What is a Logarithm?

• A logarithm answers the question: How many of one number multiply together to make another number?
• Example: How many 2s multiply together to make 8?
  • 2 x 2 x 2 = 8, so the logarithm is 3.

How to Write Logarithms

• Notation:
  • log₂(8) = 3
  • The number we multiply is the "base".
  • Example Statements:
    • "The logarithm of 8 with base 2 is 3."
    • "Log base 2 of 8 is 3."
    • "The base-2 log of 8 is 3."

Components of a Logarithm

• Base: The number we are multiplying (e.g., 2 in the example above).
• Logarithm: How often the base is used in a multiplication (3 times in the example).
• Target Number: The number we want to achieve through multiplication (e.g., 8).

More Examples

• log₅(625):
  • 5 x 5 x 5 x 5 = 625, hence log₅(625) = 4.
• log₂(64):
  • 2 x 2 x 2 x 2 x 2 x 2 = 64, hence log₂(64) = 6.

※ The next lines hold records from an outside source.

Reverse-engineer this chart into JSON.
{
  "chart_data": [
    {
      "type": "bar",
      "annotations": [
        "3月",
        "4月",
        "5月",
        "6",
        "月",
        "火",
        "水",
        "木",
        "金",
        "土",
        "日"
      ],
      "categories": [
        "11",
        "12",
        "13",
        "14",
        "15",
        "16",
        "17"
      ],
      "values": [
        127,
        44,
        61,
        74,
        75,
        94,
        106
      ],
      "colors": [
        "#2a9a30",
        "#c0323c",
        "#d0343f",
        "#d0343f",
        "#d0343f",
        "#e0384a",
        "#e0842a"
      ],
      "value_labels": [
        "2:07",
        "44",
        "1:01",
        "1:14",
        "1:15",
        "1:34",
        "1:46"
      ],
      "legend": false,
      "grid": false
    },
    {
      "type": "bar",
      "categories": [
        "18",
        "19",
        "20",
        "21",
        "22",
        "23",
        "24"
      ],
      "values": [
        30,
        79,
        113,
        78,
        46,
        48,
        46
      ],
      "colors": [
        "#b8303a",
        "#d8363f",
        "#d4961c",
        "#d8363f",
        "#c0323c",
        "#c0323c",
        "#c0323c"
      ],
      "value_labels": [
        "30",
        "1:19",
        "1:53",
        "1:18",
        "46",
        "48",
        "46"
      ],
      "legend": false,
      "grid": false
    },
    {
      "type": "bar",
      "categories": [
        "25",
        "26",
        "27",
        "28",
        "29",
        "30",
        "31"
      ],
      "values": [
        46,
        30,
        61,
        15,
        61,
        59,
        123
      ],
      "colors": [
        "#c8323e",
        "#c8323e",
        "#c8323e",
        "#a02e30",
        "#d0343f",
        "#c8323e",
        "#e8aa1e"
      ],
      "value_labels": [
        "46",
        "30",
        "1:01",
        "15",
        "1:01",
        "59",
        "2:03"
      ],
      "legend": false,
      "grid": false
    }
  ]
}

Relationship with Exponents

• Exponents and Logarithms are related:
  • Exponent indicates how many times to use the base in multiplication.
  • Example: 2³ = 2 x 2 x 2 = 8.
  • Logarithms answer: "What exponent do we need?"
  • General Case: a^x = y becomes logₐ(y) = x.
• Examples:
  • log₁₀(100) = 2 (10² = 100)
  • log₃(81) = 4 (3⁴ = 81)

Common Logarithms

• Base 10 Logarithms (Common Logarithms):
  • Written as log(100) usually implies base 10.
  • Used often by engineers, usually found as "log" button on calculators.
  • Example: log(1000) = log₁₀(1000) = 3.

Natural Logarithms

• Base e Logarithms (Natural Logarithms):
  • Base e ≈ 2.71828.
  • Found as "ln" on calculators, used frequently by mathematicians.
  • Example: ln(7.389) = logₑ(7.389) ≈ 2.

Potential Confusion

• Sometimes "log" is used instead of "ln" for natural logs by mathematicians, leading to confusion.
  • Example Table:
    • log(50) can mean log₁₀(50) or logₑ(50).
    • ln(50) always means logₑ(50).

Logarithms with Decimals

• Logarithms can have decimal values (e.g., log₁₀(26) ≈ 1.41497).

Negative Logarithms

• Negative logarithms indicate division rather than multiplication.
• Examples:
  • log₈(0.125) = -1
  • log₅(0.008) = -3

Patterns in Logarithms

• Multiplying and dividing are part of a pattern with logarithms.
• Base-10 Examples Table:
  • Positive, zero, and negative logarithms follow a pattern.

Origin of "Logarithm"

• The term "Logarithm" was coined by John Napier, from Middle Latin "logarithmus" meaning "ratio-number".